Vintage Microammeter Now Tells Temperature

[Craig] sent in this tip about a simple hack he built to convert an old analog micro-ammeter into a thermometer using a few parts. There’s a certain charm to retro analog meters, and there was enough space inside the old meter to accommodate the tiny breadboarded circuit and the three AA batteries to convert it into a cool looking centerpiece which is useful too!

He used the 3-pin MCP9700 analog temperature sensor connected to a LTC1541 – a combined comparator, op-amp and band gap reference voltage all rolled into one package. The thermometer displays 1uA per degree Celsius, has an output of 1mV per degree Celsius for external temperature monitoring / data logging, and draws just about 20uA. While the build itself is pretty simple, [Craig] took the time to walk through every design decision he made in the video after the break. This starts with the design for his circuit, and  moves on to the selection of parts and their values. The video is a must-watch for anyone wanting to learn more about precision op-amp based designs.

The three batteries will drain over time, and a circuit like this one requires a stable reference voltage. That is taken care by the bandgap reference voltage from the LTC1541. This eliminates the use of additional voltage regulators, and allows the circuit to work from 4.5V down to about 3.3V. Check the video after the break to listen to [Craig] describe how it works. We’re not sure how quickly it responds to changes in ambient temperature since the sensor is enclosed inside the meter, so maybe some vents at the back, or bringing out the sensor might be a good idea.

10 thoughts on “Vintage Microammeter Now Tells Temperature

  1. wait, this is a pure linear circuit? no code? no downloading to it? no clock or crystal?

    uhm. I don’t get it.


    nice job. love the old meter movements, as well.

  2. Excellent Extrapolation and Definition!
    I can not stress the the fact of how cleanly and straightforward this was presented.

    May I add an idea to this? Since it was mentioned @around 6:30. Concerning the reference voltage / V1, About the divider resistor “temptation”.

    Would a micro voltage joule thief provide the minimum 3.3v until the batteries are completely dead? I don’t know how long the batteries would last pertaining the drain level if common 3 AA are used.

    I guess the big deal is how much space is available to integrate a JT, OR even building in a battery recharge that would be isolated if the device is off.

    There is an entire subculture regarding building Joule Thief and lighting LEDs. The biggest and only issue I see from them is battery leakage.

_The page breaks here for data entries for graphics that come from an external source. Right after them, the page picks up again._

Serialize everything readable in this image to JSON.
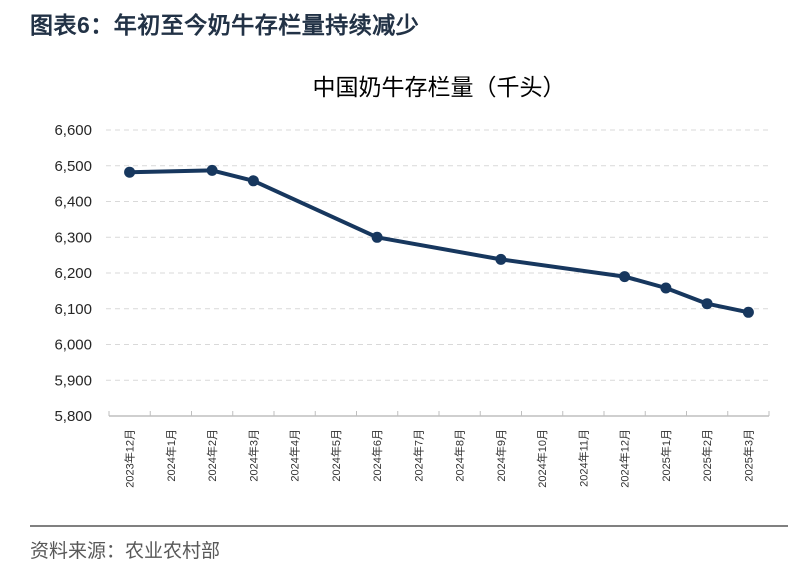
{
  "page": {
    "title": "图表6：年初至今奶牛存栏量持续减少",
    "source": "资料来源：农业农村部"
  },
  "colors": {
    "title_text": "#223246",
    "series": "#17375e",
    "gridline": "#d9d9d9",
    "axis": "#bfbfbf",
    "axis_label_text": "#262626",
    "x_label_text": "#333333",
    "source_text": "#595959",
    "divider": "#808080"
  },
  "chart_data": {
    "type": "line",
    "title": "中国奶牛存栏量（千头）",
    "categories": [
      "2023年12月",
      "2024年1月",
      "2024年2月",
      "2024年3月",
      "2024年4月",
      "2024年5月",
      "2024年6月",
      "2024年7月",
      "2024年8月",
      "2024年9月",
      "2024年10月",
      "2024年11月",
      "2024年12月",
      "2025年1月",
      "2025年2月",
      "2025年3月"
    ],
    "series": [
      {
        "name": "中国奶牛存栏量",
        "values": [
          6482,
          null,
          6487,
          6458,
          null,
          null,
          6300,
          null,
          null,
          6238,
          null,
          null,
          6190,
          6158,
          6114,
          6090
        ]
      }
    ],
    "ylim": [
      5800,
      6600
    ],
    "ytick_step": 100,
    "xlabel": "",
    "ylabel": "",
    "grid": "horizontal-dashed",
    "legend": "none",
    "marker": "circle",
    "x_label_rotation_deg": -90
  }
}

    @14:00 “10 years is good enough for me”. Forget everything I just said. I don’t think standard Alky batteries can even be stored that well. Damn, I am really impressed though, doing the math and showing and explaining the working. A++

    BTW [Craig] the analogzoo com/2015/01/building-the-widlar-hassler/ seems really awesome. If we could pair this with a ESP and connection to Wolfram. That would be epic.

  3. I’ll be the person that hates this hack because it destroys an older piece of equipment that is still useful…

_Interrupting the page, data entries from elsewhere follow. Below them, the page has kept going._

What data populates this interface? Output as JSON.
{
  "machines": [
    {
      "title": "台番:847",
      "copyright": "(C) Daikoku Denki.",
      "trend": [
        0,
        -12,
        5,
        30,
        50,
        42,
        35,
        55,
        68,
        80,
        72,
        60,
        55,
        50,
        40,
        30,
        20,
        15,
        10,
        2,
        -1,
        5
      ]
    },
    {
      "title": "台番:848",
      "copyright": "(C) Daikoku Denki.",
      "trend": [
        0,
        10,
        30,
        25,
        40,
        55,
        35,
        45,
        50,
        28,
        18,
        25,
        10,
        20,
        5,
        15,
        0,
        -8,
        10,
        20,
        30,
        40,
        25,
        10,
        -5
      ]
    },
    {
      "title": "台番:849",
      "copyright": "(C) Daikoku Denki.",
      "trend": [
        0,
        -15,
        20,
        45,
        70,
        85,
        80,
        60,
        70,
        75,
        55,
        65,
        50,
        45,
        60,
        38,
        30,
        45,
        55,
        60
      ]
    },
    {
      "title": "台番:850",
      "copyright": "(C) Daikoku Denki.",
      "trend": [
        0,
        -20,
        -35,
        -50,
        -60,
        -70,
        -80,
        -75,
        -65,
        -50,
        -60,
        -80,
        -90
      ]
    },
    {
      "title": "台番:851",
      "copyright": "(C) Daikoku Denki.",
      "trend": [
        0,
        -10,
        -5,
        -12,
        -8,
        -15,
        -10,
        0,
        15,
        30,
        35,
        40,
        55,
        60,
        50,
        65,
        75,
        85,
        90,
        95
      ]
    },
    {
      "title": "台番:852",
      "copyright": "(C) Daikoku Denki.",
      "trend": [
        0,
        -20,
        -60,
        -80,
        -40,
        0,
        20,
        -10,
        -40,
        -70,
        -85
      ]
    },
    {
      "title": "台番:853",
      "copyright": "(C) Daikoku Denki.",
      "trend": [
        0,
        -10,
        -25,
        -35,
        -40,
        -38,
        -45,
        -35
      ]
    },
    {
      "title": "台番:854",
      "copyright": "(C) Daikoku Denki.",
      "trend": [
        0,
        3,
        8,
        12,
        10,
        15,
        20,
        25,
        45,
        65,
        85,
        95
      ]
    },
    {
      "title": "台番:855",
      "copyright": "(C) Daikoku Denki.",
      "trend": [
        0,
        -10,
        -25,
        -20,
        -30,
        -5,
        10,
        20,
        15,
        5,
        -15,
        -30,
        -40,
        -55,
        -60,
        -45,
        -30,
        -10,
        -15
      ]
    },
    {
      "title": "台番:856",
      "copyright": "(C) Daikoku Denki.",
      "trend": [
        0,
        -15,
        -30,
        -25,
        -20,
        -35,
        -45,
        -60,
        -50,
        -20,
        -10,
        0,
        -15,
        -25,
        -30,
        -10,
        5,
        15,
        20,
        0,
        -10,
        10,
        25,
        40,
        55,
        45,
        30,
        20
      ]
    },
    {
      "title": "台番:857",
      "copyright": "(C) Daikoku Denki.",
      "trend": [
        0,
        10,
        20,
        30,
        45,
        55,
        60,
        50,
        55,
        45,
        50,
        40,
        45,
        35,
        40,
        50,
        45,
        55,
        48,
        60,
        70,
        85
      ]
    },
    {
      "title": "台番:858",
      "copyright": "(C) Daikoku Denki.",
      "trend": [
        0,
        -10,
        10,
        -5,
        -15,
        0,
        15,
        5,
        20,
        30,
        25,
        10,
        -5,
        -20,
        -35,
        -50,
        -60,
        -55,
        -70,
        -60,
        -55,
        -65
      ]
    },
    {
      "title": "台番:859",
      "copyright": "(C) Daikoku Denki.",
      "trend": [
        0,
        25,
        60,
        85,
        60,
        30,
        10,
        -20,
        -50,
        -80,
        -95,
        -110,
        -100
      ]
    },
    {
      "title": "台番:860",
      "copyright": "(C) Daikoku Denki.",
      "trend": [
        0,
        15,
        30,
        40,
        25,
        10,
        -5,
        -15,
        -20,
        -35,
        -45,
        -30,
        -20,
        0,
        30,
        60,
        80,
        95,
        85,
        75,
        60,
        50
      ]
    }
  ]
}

    an analog uA meter is useful if you want to see trending, or pulsating values. Something digital readouts suck at. And it’s a uA meter, so it’s very sensitive which makes it useful in a lot of ways.

    A tear is shed. – R.I.P.

    1. It uses the meter to display micro-amps, so it’s functional parts are all still necessarily in working order. Perhaps he’s made a hole in the case or something, if he’s lazy. But he hasn’t destroyed it. He’s given it a new life where it’s beauty can be seen in public, doing useful work! A grand retirement for an old measuring tool.

      With the right choice of components, it might be possible to make a version of this run indoors off a solar cell. Then it’d be a permanent and lovely thermometer, even better.

  4. You know, I hate to be that guy who feels he has to chime in with a suggestion on something that someone did that works and they’re proud of (and rightfully so)… but I gotta do it.

    Instead of 3 batteries, have you considered using a single one and a boost converter to get a regulated supply voltage? It’s a particularly attractive solution in this case because the current draw is so low.

    I had a very similar need for my Crazy Clock. Existing solutions taped a pair of AA batteries on the back of the clock so that they could run at 3 volts, but I wanted to re-use the single AA battery holder that was already there. The NCP1402 (though you could also use an NCP1400A since the current is so low) not only allows a single battery to power the system at 3.3 volts, but it also allows the clock to keep running all the way down to around half a volt or so – using up more of the battery before quitting.

    SparkFun sells a breakout board for the NCP1402 if you don’t want to do the SMT thing yourself.